Thursday, October 15, 2009


"Serpico" (Sidney Lumet, 1973) Early on, Frank Serpico (Al Pacino, famously) fresh recruit in the NYPD, is asked what made him want to be a cop, (fergahdsake!). He tells the tale of an incident in his neighborhood when the cops arrived and the curious youngster kept looking at them asking himself, "They know! What do they know?"

Immediately, the NYPD is established as "the other,"* an elite fraternity apart from the common citizens. And
Frank Serpico wants to be a part of that group apart. He wants to know what they know.

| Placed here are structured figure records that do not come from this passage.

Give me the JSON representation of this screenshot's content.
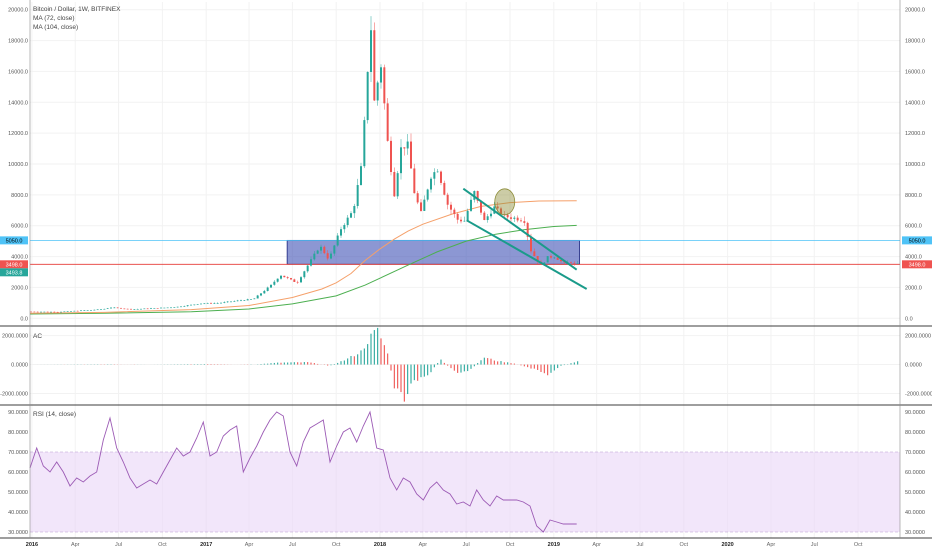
{
  "chart_data": {
    "type": "candlestick",
    "symbol_line": "Bitcoin / Dollar, 1W, BITFINEX",
    "indicators": [
      "MA (72, close)",
      "MA (104, close)"
    ],
    "colors": {
      "up": "#26a69a",
      "down": "#ef5350",
      "ma72": "#f5a06a",
      "ma104": "#4caf50",
      "box": "#3f51b5",
      "support": "#e53935",
      "resistance": "#4fc3f7",
      "channel": "#1a9b8a",
      "rsi": "#9c5bb5",
      "rsi_band": "#e9d6f7",
      "circle": "#8d8d3a"
    },
    "x_axis": {
      "ticks": [
        {
          "label": "2016",
          "date": "2016-01-01",
          "bold": true
        },
        {
          "label": "Apr",
          "date": "2016-04-01"
        },
        {
          "label": "Jul",
          "date": "2016-07-01"
        },
        {
          "label": "Oct",
          "date": "2016-10-01"
        },
        {
          "label": "2017",
          "date": "2017-01-01",
          "bold": true
        },
        {
          "label": "Apr",
          "date": "2017-04-01"
        },
        {
          "label": "Jul",
          "date": "2017-07-01"
        },
        {
          "label": "Oct",
          "date": "2017-10-01"
        },
        {
          "label": "2018",
          "date": "2018-01-01",
          "bold": true
        },
        {
          "label": "Apr",
          "date": "2018-04-01"
        },
        {
          "label": "Jul",
          "date": "2018-07-01"
        },
        {
          "label": "Oct",
          "date": "2018-10-01"
        },
        {
          "label": "2019",
          "date": "2019-01-01",
          "bold": true
        },
        {
          "label": "Apr",
          "date": "2019-04-01"
        },
        {
          "label": "Jul",
          "date": "2019-07-01"
        },
        {
          "label": "Oct",
          "date": "2019-10-01"
        },
        {
          "label": "2020",
          "date": "2020-01-01",
          "bold": true
        },
        {
          "label": "Apr",
          "date": "2020-04-01"
        },
        {
          "label": "Jul",
          "date": "2020-07-01"
        },
        {
          "label": "Oct",
          "date": "2020-10-01"
        }
      ]
    },
    "price_panel": {
      "ylim": [
        -500,
        20500
      ],
      "ticks": [
        "0.0",
        "2000.0",
        "4000.0",
        "6000.0",
        "8000.0",
        "10000.0",
        "12000.0",
        "14000.0",
        "16000.0",
        "18000.0",
        "20000.0"
      ],
      "tick_values": [
        0,
        2000,
        4000,
        6000,
        8000,
        10000,
        12000,
        14000,
        16000,
        18000,
        20000
      ],
      "markers": [
        {
          "label": "5050.0",
          "value": 5050,
          "side": "both",
          "color": "#4fc3f7"
        },
        {
          "label": "3498.0",
          "value": 3498,
          "side": "both",
          "color": "#ef5350"
        },
        {
          "label": "3493.8",
          "value": 3493.8,
          "side": "left",
          "color": "#26a69a"
        }
      ],
      "box": {
        "x0": "2017-06-20",
        "x1": "2019-02-24",
        "y0": 3500,
        "y1": 5050
      },
      "channel_upper": [
        {
          "date": "2018-06-25",
          "value": 8400
        },
        {
          "date": "2019-02-18",
          "value": 3150
        }
      ],
      "channel_lower": [
        {
          "date": "2018-07-02",
          "value": 6350
        },
        {
          "date": "2019-03-11",
          "value": 1900
        }
      ],
      "circle": {
        "date": "2018-09-20",
        "value": 7550
      },
      "ma72_pts": [
        {
          "date": "2015-12-28",
          "value": 320
        },
        {
          "date": "2016-06-01",
          "value": 380
        },
        {
          "date": "2016-12-01",
          "value": 560
        },
        {
          "date": "2017-04-01",
          "value": 830
        },
        {
          "date": "2017-07-01",
          "value": 1350
        },
        {
          "date": "2017-09-01",
          "value": 1900
        },
        {
          "date": "2017-10-01",
          "value": 2300
        },
        {
          "date": "2017-11-01",
          "value": 2900
        },
        {
          "date": "2017-12-01",
          "value": 3750
        },
        {
          "date": "2018-01-01",
          "value": 4500
        },
        {
          "date": "2018-02-01",
          "value": 5150
        },
        {
          "date": "2018-03-01",
          "value": 5650
        },
        {
          "date": "2018-04-01",
          "value": 6100
        },
        {
          "date": "2018-06-01",
          "value": 6750
        },
        {
          "date": "2018-08-01",
          "value": 7250
        },
        {
          "date": "2018-10-01",
          "value": 7500
        },
        {
          "date": "2018-12-01",
          "value": 7600
        },
        {
          "date": "2019-02-18",
          "value": 7620
        }
      ],
      "ma104_pts": [
        {
          "date": "2015-12-28",
          "value": 280
        },
        {
          "date": "2016-06-01",
          "value": 320
        },
        {
          "date": "2016-12-01",
          "value": 420
        },
        {
          "date": "2017-04-01",
          "value": 600
        },
        {
          "date": "2017-07-01",
          "value": 930
        },
        {
          "date": "2017-10-01",
          "value": 1450
        },
        {
          "date": "2017-12-01",
          "value": 2150
        },
        {
          "date": "2018-01-01",
          "value": 2600
        },
        {
          "date": "2018-03-01",
          "value": 3450
        },
        {
          "date": "2018-05-01",
          "value": 4300
        },
        {
          "date": "2018-07-01",
          "value": 5000
        },
        {
          "date": "2018-09-01",
          "value": 5450
        },
        {
          "date": "2018-11-01",
          "value": 5750
        },
        {
          "date": "2019-01-01",
          "value": 5950
        },
        {
          "date": "2019-02-18",
          "value": 6020
        }
      ],
      "price_pts": [
        {
          "date": "2015-12-28",
          "value": 430
        },
        {
          "date": "2016-03-01",
          "value": 415
        },
        {
          "date": "2016-06-01",
          "value": 580
        },
        {
          "date": "2016-06-20",
          "value": 700
        },
        {
          "date": "2016-08-01",
          "value": 580
        },
        {
          "date": "2016-11-01",
          "value": 720
        },
        {
          "date": "2016-12-26",
          "value": 960
        },
        {
          "date": "2017-02-01",
          "value": 990
        },
        {
          "date": "2017-03-01",
          "value": 1100
        },
        {
          "date": "2017-04-15",
          "value": 1250
        },
        {
          "date": "2017-05-20",
          "value": 2100
        },
        {
          "date": "2017-06-10",
          "value": 2800
        },
        {
          "date": "2017-07-15",
          "value": 2300
        },
        {
          "date": "2017-08-10",
          "value": 3600
        },
        {
          "date": "2017-09-01",
          "value": 4700
        },
        {
          "date": "2017-09-20",
          "value": 3800
        },
        {
          "date": "2017-10-15",
          "value": 5800
        },
        {
          "date": "2017-11-10",
          "value": 7000
        },
        {
          "date": "2017-11-28",
          "value": 10000
        },
        {
          "date": "2017-12-10",
          "value": 16000
        },
        {
          "date": "2017-12-17",
          "value": 19000
        },
        {
          "date": "2017-12-24",
          "value": 14000
        },
        {
          "date": "2018-01-07",
          "value": 16500
        },
        {
          "date": "2018-01-21",
          "value": 11500
        },
        {
          "date": "2018-02-04",
          "value": 8000
        },
        {
          "date": "2018-02-18",
          "value": 11000
        },
        {
          "date": "2018-03-04",
          "value": 11300
        },
        {
          "date": "2018-03-18",
          "value": 8200
        },
        {
          "date": "2018-04-01",
          "value": 6800
        },
        {
          "date": "2018-04-22",
          "value": 9200
        },
        {
          "date": "2018-05-06",
          "value": 9700
        },
        {
          "date": "2018-05-27",
          "value": 7400
        },
        {
          "date": "2018-06-17",
          "value": 6400
        },
        {
          "date": "2018-07-01",
          "value": 6300
        },
        {
          "date": "2018-07-22",
          "value": 8200
        },
        {
          "date": "2018-08-12",
          "value": 6300
        },
        {
          "date": "2018-09-02",
          "value": 7200
        },
        {
          "date": "2018-09-23",
          "value": 6600
        },
        {
          "date": "2018-10-14",
          "value": 6500
        },
        {
          "date": "2018-11-04",
          "value": 6350
        },
        {
          "date": "2018-11-18",
          "value": 4400
        },
        {
          "date": "2018-12-09",
          "value": 3400
        },
        {
          "date": "2018-12-23",
          "value": 3950
        },
        {
          "date": "2019-01-06",
          "value": 4000
        },
        {
          "date": "2019-01-27",
          "value": 3550
        },
        {
          "date": "2019-02-10",
          "value": 3650
        },
        {
          "date": "2019-02-18",
          "value": 3498
        }
      ]
    },
    "ac_panel": {
      "title": "AC",
      "ylim": [
        -2800,
        2600
      ],
      "ticks": [
        "2000.0000",
        "0.0000",
        "-2000.0000"
      ],
      "tick_values": [
        2000,
        0,
        -2000
      ],
      "pts": [
        {
          "date": "2015-12-28",
          "value": 0
        },
        {
          "date": "2016-06-15",
          "value": 20
        },
        {
          "date": "2016-08-01",
          "value": -10
        },
        {
          "date": "2017-01-01",
          "value": 40
        },
        {
          "date": "2017-04-01",
          "value": -20
        },
        {
          "date": "2017-06-01",
          "value": 130
        },
        {
          "date": "2017-08-01",
          "value": 160
        },
        {
          "date": "2017-09-15",
          "value": -80
        },
        {
          "date": "2017-10-20",
          "value": 350
        },
        {
          "date": "2017-11-20",
          "value": 900
        },
        {
          "date": "2017-12-10",
          "value": 1900
        },
        {
          "date": "2017-12-24",
          "value": 2400
        },
        {
          "date": "2018-01-14",
          "value": 900
        },
        {
          "date": "2018-01-28",
          "value": -1500
        },
        {
          "date": "2018-02-18",
          "value": -2400
        },
        {
          "date": "2018-03-11",
          "value": -1200
        },
        {
          "date": "2018-04-08",
          "value": -800
        },
        {
          "date": "2018-05-06",
          "value": 350
        },
        {
          "date": "2018-06-10",
          "value": -650
        },
        {
          "date": "2018-07-08",
          "value": -380
        },
        {
          "date": "2018-08-05",
          "value": 500
        },
        {
          "date": "2018-09-02",
          "value": 250
        },
        {
          "date": "2018-10-07",
          "value": 80
        },
        {
          "date": "2018-11-18",
          "value": -300
        },
        {
          "date": "2018-12-16",
          "value": -700
        },
        {
          "date": "2019-01-13",
          "value": -100
        },
        {
          "date": "2019-02-18",
          "value": 200
        }
      ]
    },
    "rsi_panel": {
      "title": "RSI (14, close)",
      "ylim": [
        27,
        93
      ],
      "band": [
        30,
        70
      ],
      "ticks": [
        "90.0000",
        "80.0000",
        "70.0000",
        "60.0000",
        "50.0000",
        "40.0000",
        "30.0000"
      ],
      "tick_values": [
        90,
        80,
        70,
        60,
        50,
        40,
        30
      ],
      "pts": [
        {
          "date": "2015-12-28",
          "value": 62
        },
        {
          "date": "2016-01-11",
          "value": 72
        },
        {
          "date": "2016-01-25",
          "value": 63
        },
        {
          "date": "2016-02-08",
          "value": 60
        },
        {
          "date": "2016-02-22",
          "value": 65
        },
        {
          "date": "2016-03-07",
          "value": 60
        },
        {
          "date": "2016-03-21",
          "value": 53
        },
        {
          "date": "2016-04-04",
          "value": 57
        },
        {
          "date": "2016-04-18",
          "value": 55
        },
        {
          "date": "2016-05-02",
          "value": 58
        },
        {
          "date": "2016-05-16",
          "value": 60
        },
        {
          "date": "2016-05-30",
          "value": 76
        },
        {
          "date": "2016-06-13",
          "value": 87
        },
        {
          "date": "2016-06-27",
          "value": 72
        },
        {
          "date": "2016-07-11",
          "value": 65
        },
        {
          "date": "2016-07-25",
          "value": 57
        },
        {
          "date": "2016-08-08",
          "value": 52
        },
        {
          "date": "2016-08-22",
          "value": 54
        },
        {
          "date": "2016-09-05",
          "value": 56
        },
        {
          "date": "2016-09-19",
          "value": 54
        },
        {
          "date": "2016-10-03",
          "value": 60
        },
        {
          "date": "2016-10-17",
          "value": 66
        },
        {
          "date": "2016-10-31",
          "value": 72
        },
        {
          "date": "2016-11-14",
          "value": 68
        },
        {
          "date": "2016-11-28",
          "value": 70
        },
        {
          "date": "2016-12-12",
          "value": 77
        },
        {
          "date": "2016-12-26",
          "value": 85
        },
        {
          "date": "2017-01-09",
          "value": 68
        },
        {
          "date": "2017-01-23",
          "value": 70
        },
        {
          "date": "2017-02-06",
          "value": 78
        },
        {
          "date": "2017-02-20",
          "value": 81
        },
        {
          "date": "2017-03-06",
          "value": 83
        },
        {
          "date": "2017-03-20",
          "value": 60
        },
        {
          "date": "2017-04-03",
          "value": 67
        },
        {
          "date": "2017-04-17",
          "value": 73
        },
        {
          "date": "2017-05-01",
          "value": 80
        },
        {
          "date": "2017-05-15",
          "value": 86
        },
        {
          "date": "2017-05-29",
          "value": 90
        },
        {
          "date": "2017-06-12",
          "value": 88
        },
        {
          "date": "2017-06-26",
          "value": 70
        },
        {
          "date": "2017-07-10",
          "value": 63
        },
        {
          "date": "2017-07-24",
          "value": 75
        },
        {
          "date": "2017-08-07",
          "value": 82
        },
        {
          "date": "2017-08-21",
          "value": 84
        },
        {
          "date": "2017-09-04",
          "value": 86
        },
        {
          "date": "2017-09-18",
          "value": 65
        },
        {
          "date": "2017-10-02",
          "value": 73
        },
        {
          "date": "2017-10-16",
          "value": 80
        },
        {
          "date": "2017-10-30",
          "value": 82
        },
        {
          "date": "2017-11-13",
          "value": 75
        },
        {
          "date": "2017-11-27",
          "value": 83
        },
        {
          "date": "2017-12-11",
          "value": 90
        },
        {
          "date": "2017-12-25",
          "value": 72
        },
        {
          "date": "2018-01-08",
          "value": 71
        },
        {
          "date": "2018-01-22",
          "value": 57
        },
        {
          "date": "2018-02-05",
          "value": 51
        },
        {
          "date": "2018-02-19",
          "value": 57
        },
        {
          "date": "2018-03-05",
          "value": 55
        },
        {
          "date": "2018-03-19",
          "value": 49
        },
        {
          "date": "2018-04-02",
          "value": 46
        },
        {
          "date": "2018-04-16",
          "value": 52
        },
        {
          "date": "2018-04-30",
          "value": 55
        },
        {
          "date": "2018-05-14",
          "value": 51
        },
        {
          "date": "2018-05-28",
          "value": 49
        },
        {
          "date": "2018-06-11",
          "value": 44
        },
        {
          "date": "2018-06-25",
          "value": 45
        },
        {
          "date": "2018-07-09",
          "value": 43
        },
        {
          "date": "2018-07-23",
          "value": 51
        },
        {
          "date": "2018-08-06",
          "value": 46
        },
        {
          "date": "2018-08-20",
          "value": 43
        },
        {
          "date": "2018-09-03",
          "value": 48
        },
        {
          "date": "2018-09-17",
          "value": 46
        },
        {
          "date": "2018-10-01",
          "value": 46
        },
        {
          "date": "2018-10-15",
          "value": 46
        },
        {
          "date": "2018-10-29",
          "value": 45
        },
        {
          "date": "2018-11-12",
          "value": 43
        },
        {
          "date": "2018-11-26",
          "value": 33
        },
        {
          "date": "2018-12-10",
          "value": 30
        },
        {
          "date": "2018-12-24",
          "value": 36
        },
        {
          "date": "2019-01-07",
          "value": 35
        },
        {
          "date": "2019-01-21",
          "value": 34
        },
        {
          "date": "2019-02-04",
          "value": 34
        },
        {
          "date": "2019-02-18",
          "value": 34
        }
      ]
    }
  }
}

He'll be sorry when he finds out.

The film starts at the worst point in Serpico's career: in an ambulance, hovering between life and death after being shot in the face during a bust-gone-wrong, in which his partners stood by while his arm caught in a door, he must stand and wait for the bullet to come.**

We flash back to the start of his career—
literally, his graduation from the police academy—fresh with accomplishment and theory and homilies about service, that become shattered as soon as he hits the streets for real. The shattering of illusions is what the story of "Serpico" is all about. The illusions of the streets, the illusions of the work, the illusions of honor, and the brasses' ability to do something about the bribe-taking that seemingly infests the entire NYPD. What starts out as a quest for Truth ends up being a continual confrontation with lies, and it is only at the point of death that the detective stops believing the best and taking actions against the worst. A naive belief in "The System" keeps his protests within the echo chamber of the Department. And it's only when The System tries to have him killed, that he turns to the outside agencies with the information.

For Serpico, it's a journey that comes full-circle, starting as an outsider who joins the elite group, only to find himself considered an outsider within it, even though he now knows "what they know."

In that search for truth, Lumet shot the film almost documentary-style in every borough of New York, excepting Staten Island.
The character of Serpico was romanticized, somewhat, but the facts are fairly close to the truth as outlined by Peter Maas in his book, about Serpico's career and his cooperation with The Knapp Commission. Timelines were shuffled and people combined to simplify the story.

You can read Serpico's blog here.

* Part of Serpico's work as a detective involved breaking down that "otherness," by working in street-clothes, rather than a respectable suit and tie, tipping suspects off to their identity.

** It might seem unfair to say that the cops deliberately held back for Serpico to be shot, but consider: of the three cops on the bust with him, not one of them called in the shooting, or made the "officer down" call. A tenant in the apartment building made the emergency call, and Serpico was taken to the hospital by a second squad car of cops—who did not know his identity at the time they did it.